I also had a neighbor who managed to sit during the entire shift looking at the cars go by. He either read comics or snorted coke. The union rep protected him whenever his excesses got out of hand. The good ol' boy network was and is alive an well in the plants.

And, despite their high wages and bennies, most of the workers I knew were in debt up to their eyebrows. Whenever there were rumors of a layoff, they panicked. $1400 a month house payments, $600 a month car payments, child support, utilities, etc., etc., etc. - and this was in the 80's.

I got sick of it and decided there must be more to life. So one Saturday I told the supervisor I'd be there two more weeks. The guy looked like he would drop. Word spread fast that I had given notice and slave after slave came by asking "why?" As time went by some people came by and said they envied me: a single mother of three children with no debt leaving a lucrative job. Wished they could do it but they'd placed too many albatrosses around their necks. And those two ex's? They're still indebted to the banks, credit card companies and even a loan shark. For what? So they can brag that they're retired from GM with a big pension.

Now, you're free to disagree with my observations. But this was my experience, the experiences of others I know and I've listened to most of them reminisce about all the good times they had screwing the company and doing very little to "earn" their pay. So they and the company are getting what they deserve.

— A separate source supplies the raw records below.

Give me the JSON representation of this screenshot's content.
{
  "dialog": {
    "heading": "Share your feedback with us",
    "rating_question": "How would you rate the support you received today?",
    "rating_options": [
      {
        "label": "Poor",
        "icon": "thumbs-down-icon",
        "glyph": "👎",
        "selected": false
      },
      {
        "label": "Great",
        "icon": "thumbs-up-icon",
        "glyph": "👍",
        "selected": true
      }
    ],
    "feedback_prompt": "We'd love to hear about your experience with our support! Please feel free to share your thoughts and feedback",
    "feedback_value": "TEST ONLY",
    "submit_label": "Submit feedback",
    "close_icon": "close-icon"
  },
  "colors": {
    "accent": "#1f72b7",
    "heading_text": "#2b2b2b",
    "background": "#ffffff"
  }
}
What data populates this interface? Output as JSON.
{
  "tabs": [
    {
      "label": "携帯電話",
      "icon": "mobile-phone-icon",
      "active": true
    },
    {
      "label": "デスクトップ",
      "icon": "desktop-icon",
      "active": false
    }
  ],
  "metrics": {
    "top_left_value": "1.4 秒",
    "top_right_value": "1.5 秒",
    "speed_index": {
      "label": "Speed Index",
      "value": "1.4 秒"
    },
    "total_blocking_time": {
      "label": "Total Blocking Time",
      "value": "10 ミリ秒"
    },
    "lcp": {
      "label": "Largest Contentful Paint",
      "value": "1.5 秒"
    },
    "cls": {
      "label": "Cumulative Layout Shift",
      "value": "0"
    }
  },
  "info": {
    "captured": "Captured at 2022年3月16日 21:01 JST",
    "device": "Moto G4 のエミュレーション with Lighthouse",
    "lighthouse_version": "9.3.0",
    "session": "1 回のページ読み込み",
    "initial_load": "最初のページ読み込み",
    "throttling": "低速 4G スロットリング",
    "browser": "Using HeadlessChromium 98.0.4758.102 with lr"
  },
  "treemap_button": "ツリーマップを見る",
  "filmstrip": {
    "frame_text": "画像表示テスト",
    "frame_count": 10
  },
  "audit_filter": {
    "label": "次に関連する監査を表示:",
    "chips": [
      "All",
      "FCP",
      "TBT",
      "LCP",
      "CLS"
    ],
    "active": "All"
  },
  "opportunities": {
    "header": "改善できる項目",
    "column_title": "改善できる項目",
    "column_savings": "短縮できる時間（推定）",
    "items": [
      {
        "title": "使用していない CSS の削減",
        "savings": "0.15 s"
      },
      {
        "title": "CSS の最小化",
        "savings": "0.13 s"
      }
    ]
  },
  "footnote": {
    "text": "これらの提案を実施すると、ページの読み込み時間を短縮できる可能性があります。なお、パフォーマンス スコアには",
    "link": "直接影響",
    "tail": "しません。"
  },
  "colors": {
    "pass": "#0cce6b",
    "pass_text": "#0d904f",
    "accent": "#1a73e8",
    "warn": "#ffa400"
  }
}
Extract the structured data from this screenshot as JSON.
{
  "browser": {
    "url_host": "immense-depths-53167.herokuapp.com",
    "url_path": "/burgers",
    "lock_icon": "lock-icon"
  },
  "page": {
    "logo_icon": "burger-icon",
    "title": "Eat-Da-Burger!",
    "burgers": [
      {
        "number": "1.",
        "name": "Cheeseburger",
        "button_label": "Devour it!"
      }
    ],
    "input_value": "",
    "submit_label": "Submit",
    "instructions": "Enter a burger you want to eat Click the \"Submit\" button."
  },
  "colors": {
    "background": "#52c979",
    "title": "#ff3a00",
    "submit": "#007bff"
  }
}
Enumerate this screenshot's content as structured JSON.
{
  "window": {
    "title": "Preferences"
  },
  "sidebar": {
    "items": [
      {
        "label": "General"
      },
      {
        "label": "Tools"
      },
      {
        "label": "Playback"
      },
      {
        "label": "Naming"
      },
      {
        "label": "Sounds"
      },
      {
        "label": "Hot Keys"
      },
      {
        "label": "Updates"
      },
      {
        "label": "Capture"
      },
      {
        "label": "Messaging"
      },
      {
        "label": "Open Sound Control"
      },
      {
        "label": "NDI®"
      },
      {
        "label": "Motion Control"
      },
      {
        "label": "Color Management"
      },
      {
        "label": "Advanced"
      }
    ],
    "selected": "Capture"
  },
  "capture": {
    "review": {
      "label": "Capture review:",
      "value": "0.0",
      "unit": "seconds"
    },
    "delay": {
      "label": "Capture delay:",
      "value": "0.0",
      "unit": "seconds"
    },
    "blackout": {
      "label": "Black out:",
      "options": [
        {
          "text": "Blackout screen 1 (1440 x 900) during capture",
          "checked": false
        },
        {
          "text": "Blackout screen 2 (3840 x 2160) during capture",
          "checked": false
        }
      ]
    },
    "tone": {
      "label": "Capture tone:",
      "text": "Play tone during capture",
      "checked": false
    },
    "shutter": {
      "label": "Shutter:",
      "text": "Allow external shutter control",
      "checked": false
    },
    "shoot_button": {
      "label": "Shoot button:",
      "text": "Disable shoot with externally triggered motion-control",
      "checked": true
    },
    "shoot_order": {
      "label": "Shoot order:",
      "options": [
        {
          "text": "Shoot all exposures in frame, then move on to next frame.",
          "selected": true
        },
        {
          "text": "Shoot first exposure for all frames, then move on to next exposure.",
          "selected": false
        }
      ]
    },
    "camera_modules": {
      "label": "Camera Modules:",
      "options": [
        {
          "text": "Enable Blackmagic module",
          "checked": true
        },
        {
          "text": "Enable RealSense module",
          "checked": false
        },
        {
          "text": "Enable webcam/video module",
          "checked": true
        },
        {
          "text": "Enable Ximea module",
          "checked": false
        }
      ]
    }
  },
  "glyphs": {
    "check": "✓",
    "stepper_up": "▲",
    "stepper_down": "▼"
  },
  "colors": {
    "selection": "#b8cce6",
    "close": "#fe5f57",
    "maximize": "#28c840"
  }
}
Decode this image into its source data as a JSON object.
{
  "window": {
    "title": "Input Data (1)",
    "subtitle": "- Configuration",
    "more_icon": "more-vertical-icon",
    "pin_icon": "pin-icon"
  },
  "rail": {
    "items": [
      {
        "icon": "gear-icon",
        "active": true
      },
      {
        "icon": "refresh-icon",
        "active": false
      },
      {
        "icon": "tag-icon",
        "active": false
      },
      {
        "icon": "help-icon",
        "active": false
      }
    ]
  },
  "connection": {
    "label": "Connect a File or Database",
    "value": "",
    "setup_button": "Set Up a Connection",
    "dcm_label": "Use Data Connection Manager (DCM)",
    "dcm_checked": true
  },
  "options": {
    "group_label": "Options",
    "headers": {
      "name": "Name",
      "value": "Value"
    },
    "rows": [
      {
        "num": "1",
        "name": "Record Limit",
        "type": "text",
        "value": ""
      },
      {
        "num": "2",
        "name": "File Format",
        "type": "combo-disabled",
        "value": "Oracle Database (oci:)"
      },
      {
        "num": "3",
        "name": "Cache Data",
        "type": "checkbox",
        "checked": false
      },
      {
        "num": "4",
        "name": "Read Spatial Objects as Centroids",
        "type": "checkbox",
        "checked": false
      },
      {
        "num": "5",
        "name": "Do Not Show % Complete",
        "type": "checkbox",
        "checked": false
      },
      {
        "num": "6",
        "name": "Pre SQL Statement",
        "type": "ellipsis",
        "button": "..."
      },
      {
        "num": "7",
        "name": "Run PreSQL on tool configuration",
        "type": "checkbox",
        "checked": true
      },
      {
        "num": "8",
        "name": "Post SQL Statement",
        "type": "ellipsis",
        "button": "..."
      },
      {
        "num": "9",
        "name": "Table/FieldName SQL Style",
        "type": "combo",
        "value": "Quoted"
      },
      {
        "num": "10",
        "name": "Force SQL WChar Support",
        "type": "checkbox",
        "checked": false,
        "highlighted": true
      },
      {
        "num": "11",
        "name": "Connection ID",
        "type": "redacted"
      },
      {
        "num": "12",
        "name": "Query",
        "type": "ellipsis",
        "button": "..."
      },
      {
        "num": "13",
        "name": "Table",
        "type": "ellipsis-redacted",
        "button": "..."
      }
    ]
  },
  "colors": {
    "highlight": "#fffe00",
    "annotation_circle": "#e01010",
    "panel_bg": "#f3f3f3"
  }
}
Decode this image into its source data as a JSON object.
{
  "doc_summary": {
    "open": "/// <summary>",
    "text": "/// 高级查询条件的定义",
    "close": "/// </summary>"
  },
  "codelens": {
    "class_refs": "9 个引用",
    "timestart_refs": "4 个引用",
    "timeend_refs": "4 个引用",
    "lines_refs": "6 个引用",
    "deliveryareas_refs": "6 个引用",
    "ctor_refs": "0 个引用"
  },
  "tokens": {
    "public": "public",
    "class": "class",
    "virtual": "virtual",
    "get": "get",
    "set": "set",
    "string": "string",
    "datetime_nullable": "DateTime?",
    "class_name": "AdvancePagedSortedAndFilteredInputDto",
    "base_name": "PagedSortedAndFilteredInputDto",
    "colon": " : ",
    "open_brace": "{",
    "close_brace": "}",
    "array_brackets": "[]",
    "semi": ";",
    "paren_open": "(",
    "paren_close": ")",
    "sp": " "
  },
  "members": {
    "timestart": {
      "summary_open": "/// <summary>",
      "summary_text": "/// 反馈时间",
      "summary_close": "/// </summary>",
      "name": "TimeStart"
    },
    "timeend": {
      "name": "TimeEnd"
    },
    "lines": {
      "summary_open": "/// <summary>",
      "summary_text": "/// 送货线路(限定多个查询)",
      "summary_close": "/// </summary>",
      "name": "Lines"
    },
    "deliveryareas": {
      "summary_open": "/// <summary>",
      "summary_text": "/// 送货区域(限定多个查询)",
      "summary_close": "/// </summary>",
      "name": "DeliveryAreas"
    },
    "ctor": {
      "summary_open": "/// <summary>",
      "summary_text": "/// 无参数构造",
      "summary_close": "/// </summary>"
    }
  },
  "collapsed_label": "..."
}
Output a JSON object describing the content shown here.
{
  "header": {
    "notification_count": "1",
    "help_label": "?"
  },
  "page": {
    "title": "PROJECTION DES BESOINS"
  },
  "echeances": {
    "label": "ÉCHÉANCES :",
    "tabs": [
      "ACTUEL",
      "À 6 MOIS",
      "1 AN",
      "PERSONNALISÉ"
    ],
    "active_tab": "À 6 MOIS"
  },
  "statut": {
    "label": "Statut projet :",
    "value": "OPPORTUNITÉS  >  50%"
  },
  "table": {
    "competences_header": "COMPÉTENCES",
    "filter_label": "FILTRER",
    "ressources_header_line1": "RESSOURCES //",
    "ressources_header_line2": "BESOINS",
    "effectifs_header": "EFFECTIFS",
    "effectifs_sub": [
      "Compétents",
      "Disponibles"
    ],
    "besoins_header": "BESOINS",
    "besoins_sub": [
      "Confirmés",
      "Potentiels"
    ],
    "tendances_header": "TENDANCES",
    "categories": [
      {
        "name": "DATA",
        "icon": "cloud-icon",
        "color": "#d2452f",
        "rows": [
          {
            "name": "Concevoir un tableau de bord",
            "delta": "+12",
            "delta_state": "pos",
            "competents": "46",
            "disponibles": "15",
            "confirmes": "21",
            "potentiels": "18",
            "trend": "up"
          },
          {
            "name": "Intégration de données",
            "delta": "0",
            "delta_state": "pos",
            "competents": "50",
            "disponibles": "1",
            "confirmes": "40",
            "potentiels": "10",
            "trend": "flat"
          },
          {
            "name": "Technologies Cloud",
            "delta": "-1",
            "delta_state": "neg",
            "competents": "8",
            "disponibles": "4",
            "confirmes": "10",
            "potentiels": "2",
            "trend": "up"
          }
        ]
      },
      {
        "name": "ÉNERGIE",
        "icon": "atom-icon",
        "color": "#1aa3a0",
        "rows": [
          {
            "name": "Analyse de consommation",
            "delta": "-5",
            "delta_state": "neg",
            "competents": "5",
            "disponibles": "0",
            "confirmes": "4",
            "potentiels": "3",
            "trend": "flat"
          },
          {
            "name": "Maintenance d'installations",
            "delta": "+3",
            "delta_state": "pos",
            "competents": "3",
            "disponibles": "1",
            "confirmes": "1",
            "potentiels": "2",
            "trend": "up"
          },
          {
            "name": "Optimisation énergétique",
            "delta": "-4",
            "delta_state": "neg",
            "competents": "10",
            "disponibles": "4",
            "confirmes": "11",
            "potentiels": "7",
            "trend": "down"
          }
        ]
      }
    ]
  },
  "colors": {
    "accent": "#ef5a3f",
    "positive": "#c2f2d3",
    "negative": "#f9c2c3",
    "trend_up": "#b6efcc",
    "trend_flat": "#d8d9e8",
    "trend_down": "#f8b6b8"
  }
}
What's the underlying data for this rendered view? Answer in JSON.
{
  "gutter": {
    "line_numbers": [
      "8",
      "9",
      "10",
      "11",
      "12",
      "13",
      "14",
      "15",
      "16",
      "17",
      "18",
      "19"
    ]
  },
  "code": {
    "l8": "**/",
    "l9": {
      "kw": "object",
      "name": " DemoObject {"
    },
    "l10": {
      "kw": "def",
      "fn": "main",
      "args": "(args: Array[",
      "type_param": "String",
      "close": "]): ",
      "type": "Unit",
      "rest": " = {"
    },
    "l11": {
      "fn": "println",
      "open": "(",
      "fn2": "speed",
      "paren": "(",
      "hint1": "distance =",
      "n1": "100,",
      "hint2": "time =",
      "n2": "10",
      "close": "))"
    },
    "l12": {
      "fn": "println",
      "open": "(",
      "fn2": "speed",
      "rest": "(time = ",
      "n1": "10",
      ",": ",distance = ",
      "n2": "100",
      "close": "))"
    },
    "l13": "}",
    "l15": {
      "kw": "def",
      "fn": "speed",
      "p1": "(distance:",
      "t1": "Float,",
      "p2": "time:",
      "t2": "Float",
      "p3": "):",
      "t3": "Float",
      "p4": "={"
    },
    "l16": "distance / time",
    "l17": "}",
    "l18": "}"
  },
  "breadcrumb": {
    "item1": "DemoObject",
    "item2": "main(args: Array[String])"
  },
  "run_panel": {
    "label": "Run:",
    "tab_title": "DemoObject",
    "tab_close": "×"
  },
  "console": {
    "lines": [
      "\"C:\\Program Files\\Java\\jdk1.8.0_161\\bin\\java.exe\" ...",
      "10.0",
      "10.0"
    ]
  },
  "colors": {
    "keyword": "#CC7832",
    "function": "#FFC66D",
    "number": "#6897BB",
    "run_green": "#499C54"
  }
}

Well, it's time to go shopping for Thanksgiving. Debt free and very thankful, Treesong

1 comment:

Levy Goddess said...

I agree, alot of companies are this way. I say let them fall and then they will have to get their priorities in order. I have my own theories about unions but I will keep that to myself cause people get really pissy when you talk about unions....but anyway....I agree with you. By the way , how are you feeling?